Achilles Tendonitis & Podiatry
The most common form of injury to the Achilles tendon (located at the back of the ankle joint) is called Achilles tendonitis, which is an inflammatory condition causing pain in the Achilles tendon. Achilles tendonitis generally occurs in people who are active in sports activities. Types of sports that commonly are associated with Achilles tendonitis are basketball, tennis, running, football, soccer, volleyball and other running and jumping sports.
Achilles tendonitis tends to occur more frequently in older athletes than in younger athletes. As a person ages into their thirties and especially into their forties and fifties, the ligaments and tendons of the body tend to lose some of their stretchiness and are not as strong as before.
Achilles tendonitis is diagnosed by a history and physical examination of the patient who describes pain at the back of the ankle with walking and/or running activities. The pain generally will be associated with an increase in running or jumping intensity or frequency.
During the physical examination, the Podiatrist will feel and push lightly around the Achilles tendon to see if it is tender or has any irregularities in its surface. Achilles tendinitis may cause the tendon to be thickened in areas, may cause swelling of the area around the tendon, and can even feel like the tendon has a painful bump on it. In addition, the person with Achilles tendinitis will limp while barefoot, but walk more normally with heeled shoes on.
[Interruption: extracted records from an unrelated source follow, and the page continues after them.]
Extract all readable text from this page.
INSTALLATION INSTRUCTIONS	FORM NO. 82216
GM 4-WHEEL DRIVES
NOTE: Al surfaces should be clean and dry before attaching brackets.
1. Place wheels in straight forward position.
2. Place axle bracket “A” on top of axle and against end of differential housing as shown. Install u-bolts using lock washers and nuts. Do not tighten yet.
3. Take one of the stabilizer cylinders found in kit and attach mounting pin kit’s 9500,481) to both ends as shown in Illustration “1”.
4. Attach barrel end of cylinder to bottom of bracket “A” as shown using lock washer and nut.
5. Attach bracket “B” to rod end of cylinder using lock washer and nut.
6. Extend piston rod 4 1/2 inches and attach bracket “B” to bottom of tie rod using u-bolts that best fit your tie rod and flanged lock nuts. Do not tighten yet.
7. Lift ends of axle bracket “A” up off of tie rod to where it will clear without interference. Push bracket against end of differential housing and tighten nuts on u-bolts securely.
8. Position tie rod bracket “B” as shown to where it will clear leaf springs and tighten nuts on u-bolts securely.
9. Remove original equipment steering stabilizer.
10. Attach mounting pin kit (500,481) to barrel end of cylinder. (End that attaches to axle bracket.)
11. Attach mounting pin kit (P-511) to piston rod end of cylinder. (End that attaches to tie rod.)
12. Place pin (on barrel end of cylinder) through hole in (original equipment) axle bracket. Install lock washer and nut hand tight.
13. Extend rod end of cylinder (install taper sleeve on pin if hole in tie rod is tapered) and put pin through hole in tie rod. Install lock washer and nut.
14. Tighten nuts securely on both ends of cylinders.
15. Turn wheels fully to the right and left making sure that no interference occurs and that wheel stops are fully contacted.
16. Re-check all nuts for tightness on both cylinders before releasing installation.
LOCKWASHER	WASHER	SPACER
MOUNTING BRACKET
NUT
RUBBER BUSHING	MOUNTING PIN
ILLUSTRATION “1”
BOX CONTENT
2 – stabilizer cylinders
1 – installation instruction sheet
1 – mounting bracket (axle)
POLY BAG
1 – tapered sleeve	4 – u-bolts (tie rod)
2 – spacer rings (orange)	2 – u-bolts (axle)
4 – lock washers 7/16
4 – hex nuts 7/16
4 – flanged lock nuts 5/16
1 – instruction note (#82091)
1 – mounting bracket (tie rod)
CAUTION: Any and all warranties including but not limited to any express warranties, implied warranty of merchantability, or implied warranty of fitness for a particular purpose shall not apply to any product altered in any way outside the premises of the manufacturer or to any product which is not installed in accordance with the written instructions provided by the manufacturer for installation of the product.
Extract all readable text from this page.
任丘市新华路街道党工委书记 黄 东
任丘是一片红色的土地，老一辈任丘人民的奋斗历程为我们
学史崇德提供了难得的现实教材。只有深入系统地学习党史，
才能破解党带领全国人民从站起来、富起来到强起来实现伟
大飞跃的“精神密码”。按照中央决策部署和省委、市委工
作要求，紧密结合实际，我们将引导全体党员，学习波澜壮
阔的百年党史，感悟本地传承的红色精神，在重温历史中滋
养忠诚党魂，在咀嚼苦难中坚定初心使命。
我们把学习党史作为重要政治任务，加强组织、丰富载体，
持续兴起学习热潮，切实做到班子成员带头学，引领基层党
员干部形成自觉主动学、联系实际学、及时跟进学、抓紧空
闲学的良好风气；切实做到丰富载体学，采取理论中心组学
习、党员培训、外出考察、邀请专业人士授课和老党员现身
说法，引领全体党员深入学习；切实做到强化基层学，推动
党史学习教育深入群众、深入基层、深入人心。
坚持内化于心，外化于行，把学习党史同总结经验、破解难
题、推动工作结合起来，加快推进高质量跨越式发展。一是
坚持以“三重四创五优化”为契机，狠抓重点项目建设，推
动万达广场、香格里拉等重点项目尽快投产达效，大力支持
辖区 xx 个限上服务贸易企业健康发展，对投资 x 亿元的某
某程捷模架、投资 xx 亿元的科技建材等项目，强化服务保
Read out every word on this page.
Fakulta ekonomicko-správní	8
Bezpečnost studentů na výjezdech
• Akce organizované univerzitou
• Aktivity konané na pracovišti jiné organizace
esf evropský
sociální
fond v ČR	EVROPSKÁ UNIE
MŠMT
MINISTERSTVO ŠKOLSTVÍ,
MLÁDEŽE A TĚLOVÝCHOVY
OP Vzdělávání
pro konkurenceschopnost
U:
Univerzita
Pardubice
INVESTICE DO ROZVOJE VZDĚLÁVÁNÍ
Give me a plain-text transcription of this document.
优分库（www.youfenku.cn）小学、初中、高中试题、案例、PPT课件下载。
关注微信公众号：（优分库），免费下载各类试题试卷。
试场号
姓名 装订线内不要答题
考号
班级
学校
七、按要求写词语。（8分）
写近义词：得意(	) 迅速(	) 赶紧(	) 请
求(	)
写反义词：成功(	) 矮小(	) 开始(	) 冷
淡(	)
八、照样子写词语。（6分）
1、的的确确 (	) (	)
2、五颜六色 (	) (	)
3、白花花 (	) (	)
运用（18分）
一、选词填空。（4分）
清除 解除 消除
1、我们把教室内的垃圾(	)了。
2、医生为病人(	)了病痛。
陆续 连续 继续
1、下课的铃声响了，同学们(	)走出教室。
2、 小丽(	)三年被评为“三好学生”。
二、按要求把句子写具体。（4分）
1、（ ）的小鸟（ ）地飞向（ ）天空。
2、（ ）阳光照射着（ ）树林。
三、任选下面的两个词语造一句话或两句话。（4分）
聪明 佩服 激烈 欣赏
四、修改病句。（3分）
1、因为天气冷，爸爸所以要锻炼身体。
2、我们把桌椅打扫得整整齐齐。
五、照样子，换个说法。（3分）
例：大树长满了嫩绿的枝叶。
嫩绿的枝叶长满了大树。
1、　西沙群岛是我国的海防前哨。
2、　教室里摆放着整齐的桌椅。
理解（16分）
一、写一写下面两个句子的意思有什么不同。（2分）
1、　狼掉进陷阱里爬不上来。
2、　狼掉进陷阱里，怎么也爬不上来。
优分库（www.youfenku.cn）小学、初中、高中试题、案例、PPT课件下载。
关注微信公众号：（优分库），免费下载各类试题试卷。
Achilles tendonitis generally responds very well to conservative treatment as long as it is diagnosed and treated early by a Podiatrist. Surgery is rarely indicated unless the Achilles tendonitis is particularly severe and chronic, or if the tendon has ruptured completely.
Initially, the podiatrist may treat the Achilles tendonitis by putting heel lifts into the patient’s shoes. In addition, the patient may be asked to avoid barefoot walking or walking in low-heeled shoes. Non-steroidal anti-inflammatory drugs (NSAIDS) such as ibuprofen may also be prescribed to calm the inflammatory process in the tendon. Icing may be suggested to help decrease the inflammation and pain in the tendon. Stretching exercises for the calf muscles may also be given to the patient to help loosen the calf muscle and Achilles tendon so that the tendon is not under as much stress during normal daily walking activities. The stretching should not be done however if it causes pain in the Achilles tendon.
If normal return to activities is not possible within a few weeks, then many times the podiatrist may additionally prescribe hands on treatment and/or custom foot orthotics to help the tendon heal more rapidly. The foot orthotics generally are used during both the sports activities and walking activities to allow for more normal foot and Achilles tendon function.